The early DVD players came under fire for dropping pixels in fast-action
scenes, but that problem has been resolved both by better MPEG-2
decoding silicon and improved authoring systems, said Alain Bismuth,
director of consumer DVD marketing at LSI Logic (Milpitas, Calif.). Also,
the authoring systems are quicker: What used to take a week now can be
authored in a day or two, with better quality.

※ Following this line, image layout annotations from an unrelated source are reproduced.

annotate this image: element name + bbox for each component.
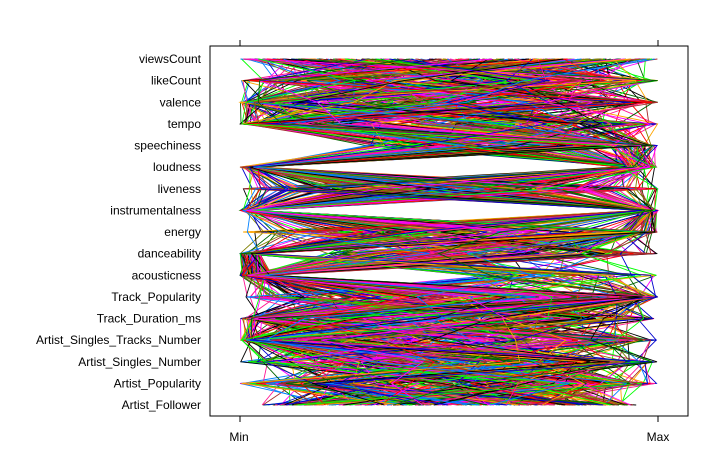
- series-line: [241, 58, 647, 406]
- series-line: [241, 58, 647, 406]
- variable-label-likecount: likeCount: [151, 74, 202, 88]
- variable-label-danceability: danceability: [138, 247, 201, 261]
- plot-frame: [209, 45, 689, 417]
- variable-label-artist_singles_number: Artist_Singles_Number: [78, 355, 201, 369]
- series-line: [241, 58, 653, 406]
- series-line: [248, 58, 657, 406]
- series-line: [239, 58, 654, 406]
- series-line: [244, 58, 656, 406]
- series-line: [246, 58, 658, 406]
- variable-label-viewscount: viewsCount: [139, 52, 202, 66]
- series-line: [240, 58, 645, 406]
- x-tick-label-min: Min: [229, 430, 248, 444]
- series-line: [248, 58, 644, 406]
- series-line: [257, 58, 654, 406]
- series-line: [240, 58, 653, 406]
- variable-label-speechiness: speechiness: [134, 139, 201, 153]
- series-line: [243, 58, 648, 406]
- variable-label-loudness: loudness: [153, 160, 201, 174]
- series-line: [240, 58, 658, 406]
- variable-label-track_duration_ms: Track_Duration_ms: [97, 312, 201, 326]
- variable-label-acousticness: acousticness: [132, 268, 201, 282]
- variable-labels: Artist_Follower Artist_Popularity Artist_S…: [36, 52, 202, 412]
- series-line: [247, 58, 651, 406]
- variable-label-track_popularity: Track_Popularity: [111, 290, 201, 304]
- variable-label-artist_singles_tracks_number: Artist_Singles_Tracks_Number: [36, 333, 201, 347]
- series-line: [247, 58, 655, 406]
- variable-label-tempo: tempo: [168, 117, 202, 131]
- series-line: [242, 58, 619, 406]
- variable-label-liveness: liveness: [158, 182, 201, 196]
- series-line: [242, 58, 654, 406]
- x-tick-label-max: Max: [647, 430, 670, 444]
- variable-label-instrumentalness: instrumentalness: [110, 203, 201, 217]
- series-line: [249, 58, 656, 406]
- variable-label-artist_follower: Artist_Follower: [122, 398, 201, 412]
- variable-label-artist_popularity: Artist_Popularity: [114, 376, 201, 390]
- series-line: [250, 58, 652, 406]
- series-lines: [238, 58, 660, 406]
- variable-label-energy: energy: [164, 225, 201, 239]
- variable-label-valence: valence: [160, 95, 202, 109]
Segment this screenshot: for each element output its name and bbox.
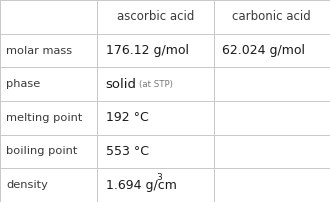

Bismuth, a Frenchman, said Europe now is leaning toward the use of Dolby
Digital, the new name for Dolby AC-3 audio. If that happens, all the major
markets would adhere to the Dolby Digital audio standard for DVD players.
For DVD audio, the regions are considering unique standards.

Special effects

Consumers who shop for a DVD player often do two things in the store: look
at the playback of a few minutes of a movie, and then check the DVD
players' ability to fast forward, reverse, slow reverse and hold a still image on
a screen. Fukushima said Sony and other "brand name" DVD vendors use
the 500 on-chip registers to tailor their microcode so that these special effects
can be optimized.

The DVD players from Sony are priced about $450 and up, a major price
drop from the early Sony DVD "reference design" players, which were priced
in the $1,000 range.

Bismuth said LSI Logic used a 0.35-micron process, which cut power
consumption to about 0.7 W. Since most of the major manufacturers will
build portable versions of the DVD players and DVD-ROM drives, and plan
to use the same silicon in both, the low power consumption of the 2
million-transistor LSI decode engine is an advantage in getting designed into
tethered systems as well.

Though Toshiba Corp. and Matsushita Electric Industrial have developed
their own MPEG-2 decode silicon, other major consumer-electronics
companies are expected to use commercially available silicon. Because few
Japanese consumer-electronics vendors will buy silicon from their major
competitors in Japan, much of the market will go to U.S. chip vendors.

Jan Goodsell, marketing vice president at LSI Logic K.K., said LSI's
engineering presence in Japan helped convince Sony to go with its product.

About half of LSI's design team for the decoder were based in Japan. Also,
LSI fabricates the device at its fab in Tsukuba, with its 1,200 workers.